This indicates that no single variable has a strong linear relationship with SpO₂.
The highest yet still weak positive correlations appear for EtCO₂ and Oximetry, while slightly negative relationships are observed for Respiratory effort, BP, and Hb level.
From a modeling perspective, this suggests that SpO₂ depends on multiple factors in a non-linear manner, rather than being driven by a single strong predictor.

In [None]:
target = "SpO₂"
predictors = [v for v in num_df.columns if v != target]

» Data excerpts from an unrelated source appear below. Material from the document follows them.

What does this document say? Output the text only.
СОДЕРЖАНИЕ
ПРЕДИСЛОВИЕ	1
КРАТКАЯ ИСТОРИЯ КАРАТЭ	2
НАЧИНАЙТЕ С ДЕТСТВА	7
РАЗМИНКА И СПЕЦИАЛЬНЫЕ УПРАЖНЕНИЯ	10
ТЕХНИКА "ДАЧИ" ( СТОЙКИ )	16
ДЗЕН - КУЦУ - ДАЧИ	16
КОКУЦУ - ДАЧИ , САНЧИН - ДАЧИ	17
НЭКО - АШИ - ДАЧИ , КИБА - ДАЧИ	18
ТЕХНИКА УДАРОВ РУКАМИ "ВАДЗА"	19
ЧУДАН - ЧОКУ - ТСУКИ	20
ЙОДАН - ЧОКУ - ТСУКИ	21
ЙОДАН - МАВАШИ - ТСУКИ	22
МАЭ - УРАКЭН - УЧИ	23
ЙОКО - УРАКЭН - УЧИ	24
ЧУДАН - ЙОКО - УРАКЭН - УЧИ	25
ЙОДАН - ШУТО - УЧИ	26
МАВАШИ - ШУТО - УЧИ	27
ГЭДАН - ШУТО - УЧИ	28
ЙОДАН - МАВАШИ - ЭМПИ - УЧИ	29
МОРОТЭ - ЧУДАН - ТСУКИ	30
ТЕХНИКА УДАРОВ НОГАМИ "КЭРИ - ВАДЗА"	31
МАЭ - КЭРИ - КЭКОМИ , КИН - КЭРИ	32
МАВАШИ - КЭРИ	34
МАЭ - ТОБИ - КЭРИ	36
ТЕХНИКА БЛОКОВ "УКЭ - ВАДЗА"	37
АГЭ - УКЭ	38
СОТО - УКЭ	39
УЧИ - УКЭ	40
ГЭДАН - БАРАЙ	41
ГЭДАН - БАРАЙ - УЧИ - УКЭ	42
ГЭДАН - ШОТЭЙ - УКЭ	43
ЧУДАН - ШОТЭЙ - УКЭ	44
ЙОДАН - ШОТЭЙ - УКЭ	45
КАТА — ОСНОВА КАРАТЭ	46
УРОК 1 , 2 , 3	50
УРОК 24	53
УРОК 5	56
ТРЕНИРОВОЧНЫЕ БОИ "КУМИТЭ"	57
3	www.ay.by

target_corr = num_df[predictors + [target]].corr()[target].drop(target).sort_values(ascending=False)
target_corr


In [None]:
plt.figure(figsize=(10,4))
target_corr.plot(kind="bar", color="steelblue")
plt.title("Correlation of predictors with SpO₂ (target variable)")
plt.ylabel("Correlation coefficient (r)")
plt.show()


# E

**Are some attributes dependent on each other?**

Most pairs of numerical attributes show weak linear correlations (the heatmap is mostly light blue).

Notable exceptions:
- Skin Temperature <-> BP: a negative correlation, meaning higher skin temperature is associated with lower blood pressure.
- Oximetry <-> EtCO₂: a strong positive correlation around 0.7, as both describe aspects of respiratory function and may carry overlapping informations.

There is no critical multicollinearity among all sensors, but certain pairs are related and should be handled carefully in modeling.

**Which attributes does the predicted variable depend on? (SpO₂)**

The correlations between SpO₂ and all other numeric predictors are very small.This indicates that no single strong linear predictor exists for SpO₂. Its value is likely influenced by multiple factors and non-linear relationships.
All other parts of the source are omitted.